Photography by Bois de Jasmin, the village of Gorno Draglishte in Razlog Municipality, in Blagoevgrad Province, Bulgaria.

5 Winter Pleasures

Winter has a certain beauty in its austere color palette and the way it slows down life to a bare simmer. Yet, weeks of overcast skies and cold weather can leave one listless and longing for warmth and sunshine.
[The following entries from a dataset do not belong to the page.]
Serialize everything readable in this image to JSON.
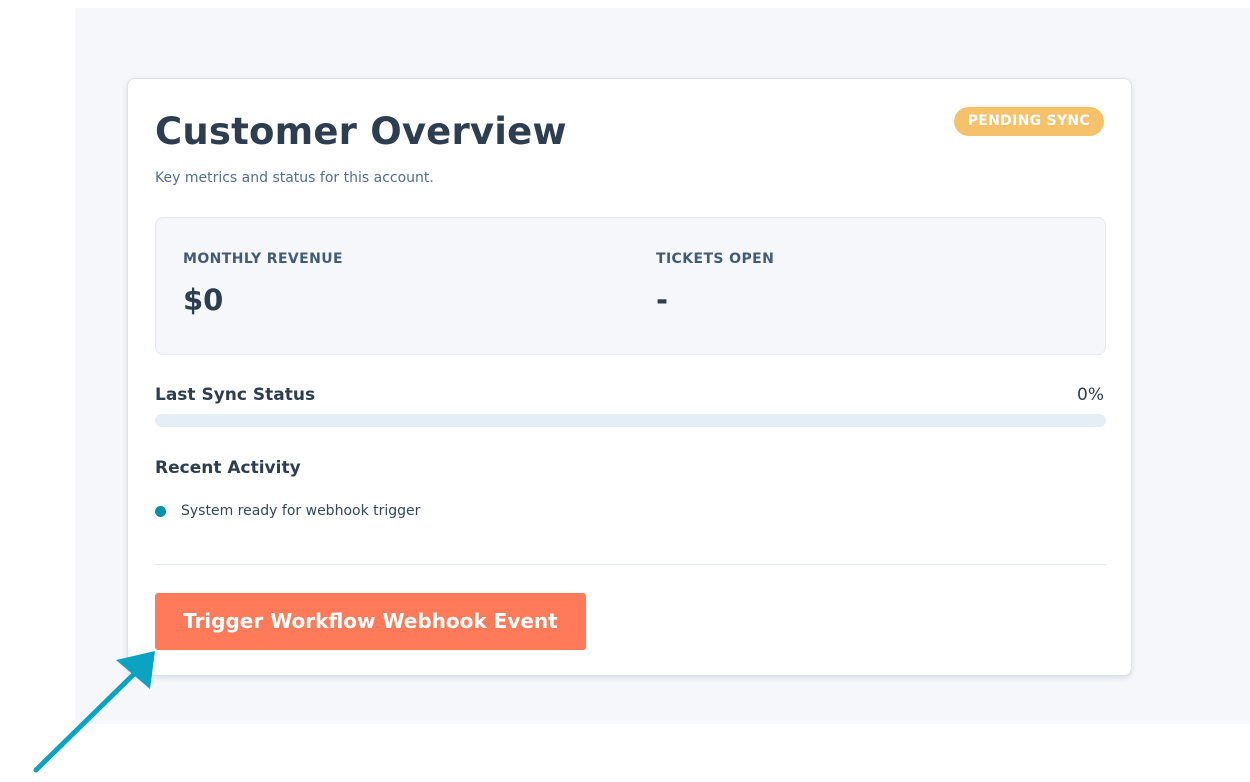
{
  "card": {
    "title": "Customer Overview",
    "subtitle": "Key metrics and status for this account.",
    "badge": "PENDING SYNC"
  },
  "metrics": {
    "revenue": {
      "label": "MONTHLY REVENUE",
      "value": "$0"
    },
    "tickets": {
      "label": "TICKETS OPEN",
      "value": "-"
    }
  },
  "sync": {
    "label": "Last Sync Status",
    "percent_text": "0%",
    "progress_fraction": 0
  },
  "activity": {
    "heading": "Recent Activity",
    "items": [
      {
        "text": "System ready for webhook trigger"
      }
    ]
  },
  "actions": {
    "trigger_label": "Trigger Workflow Webhook Event"
  },
  "colors": {
    "badge": "#f5c26b",
    "button": "#ff7a59",
    "accent": "#0091ae",
    "annotation_arrow": "#0aa3c2"
  },
  "icons": {
    "activity_bullet": "dot-icon",
    "annotation": "arrow-pointer-icon"
  }
}
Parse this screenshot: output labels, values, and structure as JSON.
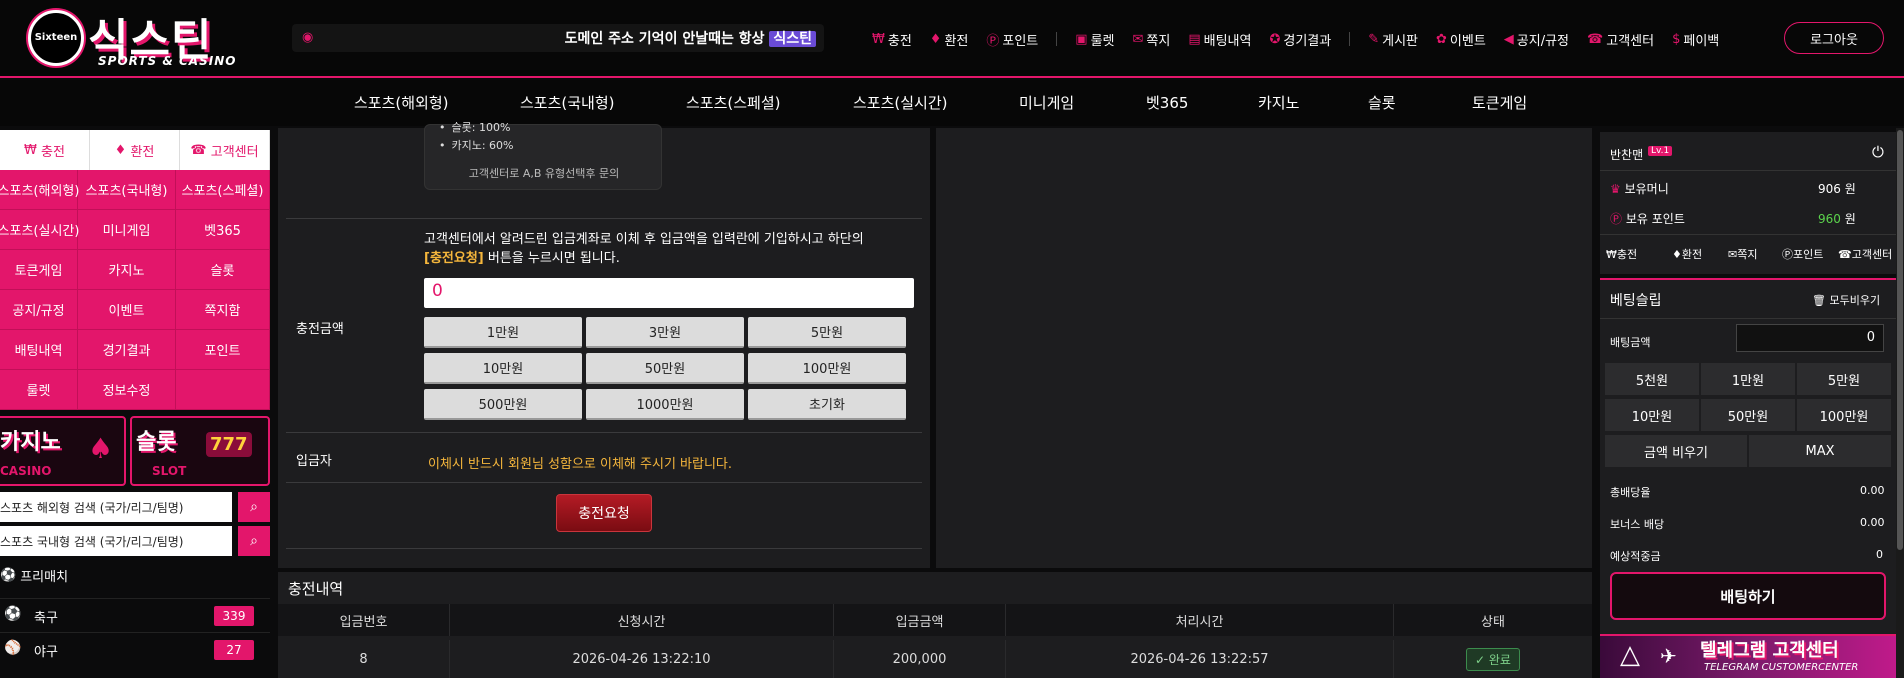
{
  "logo": {
    "badge": "Sixteen",
    "main": "식스틴",
    "sub": "SPORTS & CASINO"
  },
  "notice": {
    "text": "도메인 주소 기억이 안날때는 항상 ",
    "highlight": "식스틴"
  },
  "top_nav": [
    {
      "icon": "coin-icon",
      "glyph": "₩",
      "label": "충전"
    },
    {
      "icon": "money-bag-icon",
      "glyph": "♦",
      "label": "환전"
    },
    {
      "icon": "point-icon",
      "glyph": "Ⓟ",
      "label": "포인트"
    },
    {
      "icon": "roulette-icon",
      "glyph": "▣",
      "label": "룰렛"
    },
    {
      "icon": "mail-icon",
      "glyph": "✉",
      "label": "쪽지"
    },
    {
      "icon": "list-icon",
      "glyph": "▤",
      "label": "배팅내역"
    },
    {
      "icon": "medal-icon",
      "glyph": "✪",
      "label": "경기결과"
    },
    {
      "icon": "chat-icon",
      "glyph": "✎",
      "label": "게시판"
    },
    {
      "icon": "gift-icon",
      "glyph": "✿",
      "label": "이벤트"
    },
    {
      "icon": "megaphone-icon",
      "glyph": "◀",
      "label": "공지/규정"
    },
    {
      "icon": "headset-icon",
      "glyph": "☎",
      "label": "고객센터"
    },
    {
      "icon": "payback-icon",
      "glyph": "$",
      "label": "페이백"
    }
  ],
  "logout_label": "로그아웃",
  "main_nav": [
    "스포츠(해외형)",
    "스포츠(국내형)",
    "스포츠(스페셜)",
    "스포츠(실시간)",
    "미니게임",
    "벳365",
    "카지노",
    "슬롯",
    "토큰게임"
  ],
  "left": {
    "top_tabs": [
      "충전",
      "환전",
      "고객센터"
    ],
    "grid": [
      "스포츠(해외형)",
      "스포츠(국내형)",
      "스포츠(스페셜)",
      "스포츠(실시간)",
      "미니게임",
      "벳365",
      "토큰게임",
      "카지노",
      "슬롯",
      "공지/규정",
      "이벤트",
      "쪽지함",
      "배팅내역",
      "경기결과",
      "포인트",
      "룰렛",
      "정보수정",
      ""
    ],
    "casino_banner": {
      "title": "카지노",
      "sub": "CASINO"
    },
    "slot_banner": {
      "title": "슬롯",
      "sub": "SLOT"
    },
    "search1": "스포츠 해외형 검색 (국가/리그/팀명)",
    "search2": "스포츠 국내형 검색 (국가/리그/팀명)",
    "prematch": "프리매치",
    "sports": [
      {
        "name": "축구",
        "count": "339"
      },
      {
        "name": "야구",
        "count": "27"
      }
    ]
  },
  "deposit": {
    "info_items": [
      "슬롯: 100%",
      "카지노: 60%"
    ],
    "info_note": "고객센터로 A,B 유형선택후 문의",
    "desc_line1": "고객센터에서 알려드린 입금계좌로 이체 후 입금액을 입력란에 기입하시고 하단의",
    "desc_hl": "[충전요청]",
    "desc_line2": " 버튼을 누르시면 됩니다.",
    "amount_label": "충전금액",
    "amount_value": "0",
    "amount_buttons": [
      "1만원",
      "3만원",
      "5만원",
      "10만원",
      "50만원",
      "100만원",
      "500만원",
      "1000만원",
      "초기화"
    ],
    "depositor_label": "입금자",
    "depositor_note": "이체시 반드시 회원님 성함으로 이체해 주시기 바랍니다.",
    "request_button": "충전요청"
  },
  "history": {
    "title": "충전내역",
    "columns": [
      "입금번호",
      "신청시간",
      "입금금액",
      "처리시간",
      "상태"
    ],
    "rows": [
      {
        "no": "8",
        "requested": "2026-04-26 13:22:10",
        "amount": "200,000",
        "processed": "2026-04-26 13:22:57",
        "status": "완료"
      }
    ]
  },
  "user": {
    "name": "반찬맨",
    "level": "Lv.1",
    "money_label": "보유머니",
    "money": "906",
    "point_label": "보유 포인트",
    "point": "960",
    "unit": "원",
    "quick": [
      "충전",
      "환전",
      "쪽지",
      "포인트",
      "고객센터"
    ]
  },
  "slip": {
    "title": "베팅슬립",
    "clear_all": "모두비우기",
    "amount_label": "배팅금액",
    "amount_value": "0",
    "buttons": [
      "5천원",
      "1만원",
      "5만원",
      "10만원",
      "50만원",
      "100만원"
    ],
    "clear_amount": "금액 비우기",
    "max": "MAX",
    "total_odds_label": "총배당율",
    "total_odds": "0.00",
    "bonus_label": "보너스 배당",
    "bonus": "0.00",
    "expected_label": "예상적중금",
    "expected": "0",
    "bet_button": "배팅하기"
  },
  "telegram_banner": {
    "title": "텔레그램 고객센터",
    "sub": "TELEGRAM CUSTOMERCENTER"
  },
  "colors": {
    "accent": "#e3166b",
    "highlight": "#f6b73c",
    "background": "#0b0b0c",
    "panel": "#1d1d1f"
  }
}
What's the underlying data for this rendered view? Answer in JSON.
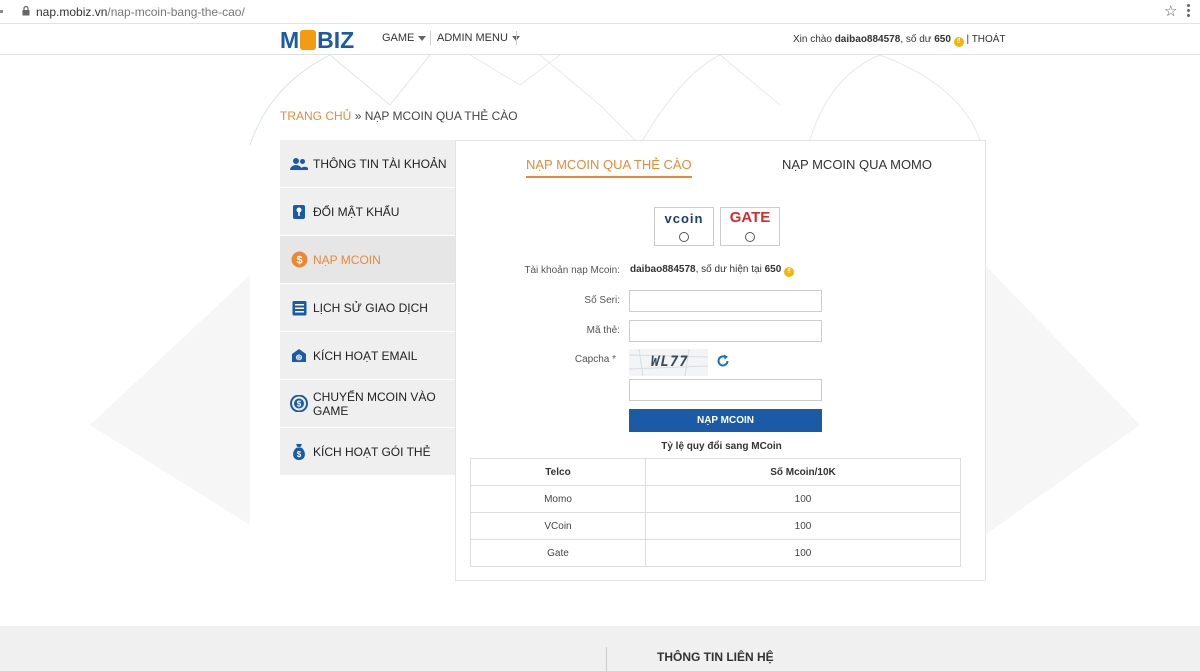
{
  "browser": {
    "url_domain": "nap.mobiz.vn",
    "url_path": "/nap-mcoin-bang-the-cao/"
  },
  "header": {
    "logo_left": "M",
    "logo_right": "BIZ",
    "nav": [
      {
        "label": "GAME"
      },
      {
        "label": "ADMIN MENU"
      }
    ],
    "greeting_prefix": "Xin chào",
    "username": "daibao884578",
    "balance_prefix": ", số dư",
    "balance": "650",
    "logout": "| THOÁT"
  },
  "breadcrumb": {
    "home": "TRANG CHỦ",
    "separator": "»",
    "current": "NẠP MCOIN QUA THẺ CÀO"
  },
  "sidebar": {
    "items": [
      {
        "label": "THÔNG TIN TÀI KHOẢN",
        "icon": "users-icon"
      },
      {
        "label": "ĐỔI MẬT KHẨU",
        "icon": "key-lock-icon"
      },
      {
        "label": "NẠP MCOIN",
        "icon": "dollar-circle-icon"
      },
      {
        "label": "LỊCH SỬ GIAO DỊCH",
        "icon": "list-icon"
      },
      {
        "label": "KÍCH HOẠT EMAIL",
        "icon": "email-icon"
      },
      {
        "label": "CHUYỂN MCOIN VÀO GAME",
        "icon": "transfer-icon"
      },
      {
        "label": "KÍCH HOẠT GÓI THẺ",
        "icon": "money-bag-icon"
      }
    ]
  },
  "tabs": [
    {
      "label": "NẠP MCOIN QUA THẺ CÀO",
      "active": true
    },
    {
      "label": "NẠP MCOIN QUA MOMO",
      "active": false
    }
  ],
  "providers": [
    {
      "name": "vcoin",
      "logo_text": "vcoin"
    },
    {
      "name": "gate",
      "logo_text": "GATE"
    }
  ],
  "form": {
    "account_label": "Tài khoản nạp Mcoin:",
    "account_user": "daibao884578",
    "account_balance_text": ", số dư hiện tại",
    "account_balance": "650",
    "serial_label": "Số Seri:",
    "serial_value": "",
    "card_label": "Mã thẻ:",
    "card_value": "",
    "captcha_label": "Capcha *",
    "captcha_text": "WL77",
    "captcha_value": "",
    "submit_label": "NẠP MCOIN"
  },
  "rates": {
    "title": "Tỷ lệ quy đổi sang MCoin",
    "headers": [
      "Telco",
      "Số Mcoin/10K"
    ],
    "rows": [
      [
        "Momo",
        "100"
      ],
      [
        "VCoin",
        "100"
      ],
      [
        "Gate",
        "100"
      ]
    ]
  },
  "footer": {
    "contact_title": "THÔNG TIN LIÊN HỆ"
  },
  "colors": {
    "accent": "#e8893a",
    "brand": "#1a5aa6",
    "coin": "#f5b400"
  }
}
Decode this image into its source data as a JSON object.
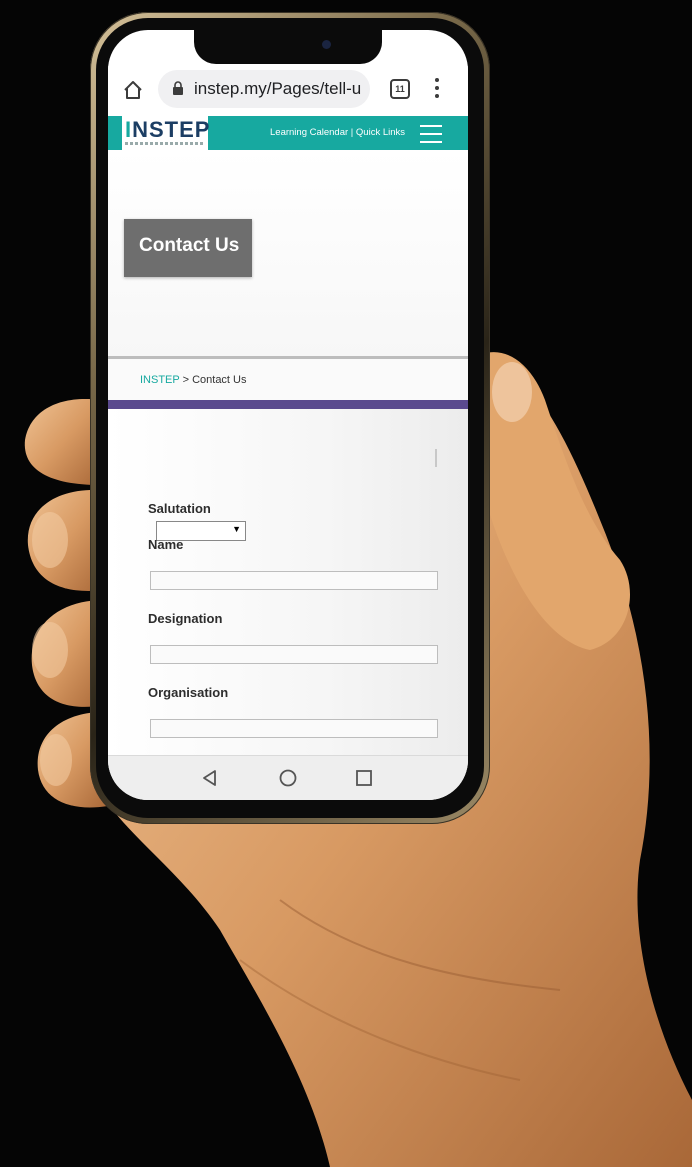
{
  "browser": {
    "url": "instep.my/Pages/tell-u",
    "tab_count": "11"
  },
  "site": {
    "logo": "INSTEP",
    "header_links": "Learning Calendar | Quick Links",
    "colors": {
      "teal": "#17a9a0",
      "navy": "#1c3e64",
      "purple": "#5a4a8e",
      "title_box": "#6e6e6e"
    }
  },
  "hero": {
    "title": "Contact Us"
  },
  "breadcrumb": {
    "home": "INSTEP",
    "separator": " > ",
    "current": "Contact Us"
  },
  "form": {
    "salutation_label": "Salutation",
    "salutation_value": "",
    "name_label": "Name",
    "name_value": "",
    "designation_label": "Designation",
    "designation_value": "",
    "organisation_label": "Organisation",
    "organisation_value": ""
  },
  "icons": {
    "home": "home-icon",
    "lock": "lock-icon",
    "menu": "more-vert-icon",
    "hamburger": "hamburger-icon",
    "nav_back": "nav-back-icon",
    "nav_home": "nav-home-icon",
    "nav_recents": "nav-recents-icon"
  }
}
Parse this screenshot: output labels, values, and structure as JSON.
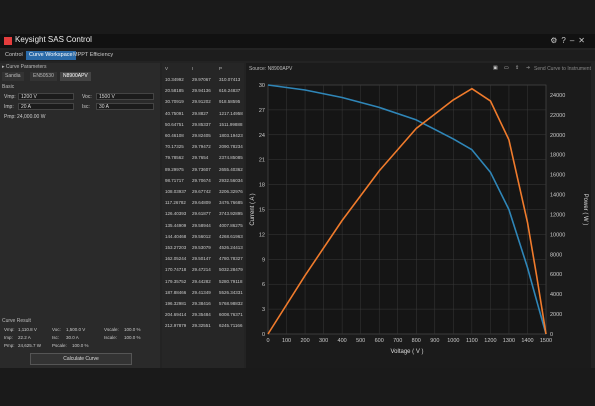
{
  "window": {
    "title": "Keysight SAS Control",
    "icons": [
      "gear-icon",
      "help-icon",
      "minimize-icon",
      "close-icon"
    ]
  },
  "tabs": [
    {
      "label": "Control",
      "active": false
    },
    {
      "label": "Curve Workspace",
      "active": true
    },
    {
      "label": "MPPT Efficiency",
      "active": false
    }
  ],
  "curve_params": {
    "section_label": "▸ Curve Parameters",
    "subtabs": [
      "Sandia",
      "EN50530",
      "N8900APV"
    ],
    "basic_label": "Basic",
    "vmp_label": "Vmp:",
    "vmp_value": "1200 V",
    "voc_label": "Voc:",
    "voc_value": "1500 V",
    "imp_label": "Imp:",
    "imp_value": "20 A",
    "isc_label": "Isc:",
    "isc_value": "30 A",
    "pmp_label": "Pmp: 24,000.00 W"
  },
  "curve_result": {
    "section_label": "Curve Result",
    "row1": [
      "Vmp:",
      "1,110.8 V",
      "Voc:",
      "1,500.0 V",
      "Vscale:",
      "100.0 %"
    ],
    "row2": [
      "Imp:",
      "22.2 A",
      "Isc:",
      "30.0 A",
      "Iscale:",
      "100.0 %"
    ],
    "row3": [
      "Pmp:",
      "24,625.7 W",
      "Pscale:",
      "100.0 %"
    ],
    "calculate_label": "Calculate Curve"
  },
  "table": {
    "headers": [
      "V",
      "I",
      "P"
    ],
    "rows": [
      [
        "10.34992",
        "29.97067",
        "310.07413"
      ],
      [
        "20.58185",
        "29.94136",
        "616.24837"
      ],
      [
        "30.70919",
        "29.91202",
        "918.58595"
      ],
      [
        "40.75091",
        "29.8827",
        "1217.14958"
      ],
      [
        "50.64751",
        "29.85337",
        "1511.99888"
      ],
      [
        "60.46108",
        "29.82405",
        "1803.19423"
      ],
      [
        "70.17325",
        "29.79472",
        "2090.78234"
      ],
      [
        "79.78562",
        "29.7654",
        "2374.85085"
      ],
      [
        "89.29975",
        "29.73607",
        "2655.40362"
      ],
      [
        "98.71717",
        "29.70674",
        "2932.56034"
      ],
      [
        "108.03937",
        "29.67742",
        "3206.32976"
      ],
      [
        "117.26782",
        "29.64809",
        "3476.76685"
      ],
      [
        "126.40393",
        "29.61877",
        "3743.92895"
      ],
      [
        "135.44909",
        "29.58944",
        "4007.86275"
      ],
      [
        "144.40468",
        "29.56012",
        "4268.61963"
      ],
      [
        "153.27203",
        "29.53079",
        "4526.24413"
      ],
      [
        "162.05244",
        "29.50147",
        "4780.78327"
      ],
      [
        "170.74718",
        "29.47214",
        "5032.28479"
      ],
      [
        "179.35752",
        "29.44282",
        "5280.79118"
      ],
      [
        "187.88466",
        "29.41349",
        "5526.34331"
      ],
      [
        "196.32981",
        "29.38416",
        "5768.98832"
      ],
      [
        "204.69414",
        "29.35484",
        "6008.76371"
      ],
      [
        "212.97879",
        "29.32551",
        "6245.71166"
      ]
    ]
  },
  "chart_toolbar": {
    "source_label": "Source: N8900APV",
    "send_label": "Send Curve to Instrument",
    "icons": [
      "save-icon",
      "folder-icon",
      "export-icon",
      "send-icon"
    ]
  },
  "chart_data": {
    "type": "line",
    "xlabel": "Voltage ( V )",
    "ylabel": "Current ( A )",
    "y2label": "Power ( W )",
    "xlim": [
      0,
      1500
    ],
    "ylim": [
      0,
      30
    ],
    "y2lim": [
      0,
      25000
    ],
    "xticks": [
      0,
      100,
      200,
      300,
      400,
      500,
      600,
      700,
      800,
      900,
      1000,
      1100,
      1200,
      1300,
      1400,
      1500
    ],
    "yticks": [
      0,
      3,
      6,
      9,
      12,
      15,
      18,
      21,
      24,
      27,
      30
    ],
    "y2ticks": [
      0,
      2000,
      4000,
      6000,
      8000,
      10000,
      12000,
      14000,
      16000,
      18000,
      20000,
      22000,
      24000
    ],
    "grid": true,
    "series": [
      {
        "axis": "left",
        "color": "#2f86b8",
        "x": [
          0,
          200,
          400,
          600,
          800,
          1000,
          1100,
          1200,
          1300,
          1400,
          1450,
          1500
        ],
        "y": [
          30,
          29.4,
          28.5,
          27.3,
          25.8,
          23.5,
          22.2,
          19.5,
          15,
          8,
          4,
          0
        ]
      },
      {
        "axis": "right",
        "color": "#f07b2c",
        "x": [
          0,
          200,
          400,
          600,
          800,
          1000,
          1100,
          1200,
          1300,
          1400,
          1450,
          1500
        ],
        "y": [
          0,
          5880,
          11400,
          16380,
          20640,
          23500,
          24625,
          23400,
          19500,
          11200,
          5800,
          0
        ]
      }
    ]
  }
}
The Belgian winter is almost uniformly grey and damp, with hardly any snow days to remind me of the season’s more exquisite aspects. And yet I wouldn’t trade these three months for any other. Winter’s pleasures more than make up for the late sunrises and heavy layers of clothes.

Big Books

I’m not intimidated by big books. They hold many hours of reading enjoyment. They tempt me with their promise of new facts to learn and new experiences to discover. Such books aren’t satisfying to read on Kindle. I love the heft of a thick volume as I ensconce myself in my favorite bean bag chair. I seem to have more time for reading during the winter, which is why one of my seasonal pleasures is to go through all of the thick volumes that I’ve set my sights on. For instance, Ovid’s Metamorphoses, Iryna Vilde’s Sisters Richynski, Charles Dickens’s The Bleak House, Rebecca West’s Black Lamb and Grey Falcon: A Journey Through Yugoslavia, and the letters exchanged by Anaïs Nin and Henry Miller. Finishing Proust’s À la Recherche du Temps Perdu, In Search of Lost Time, is my plan for this winter.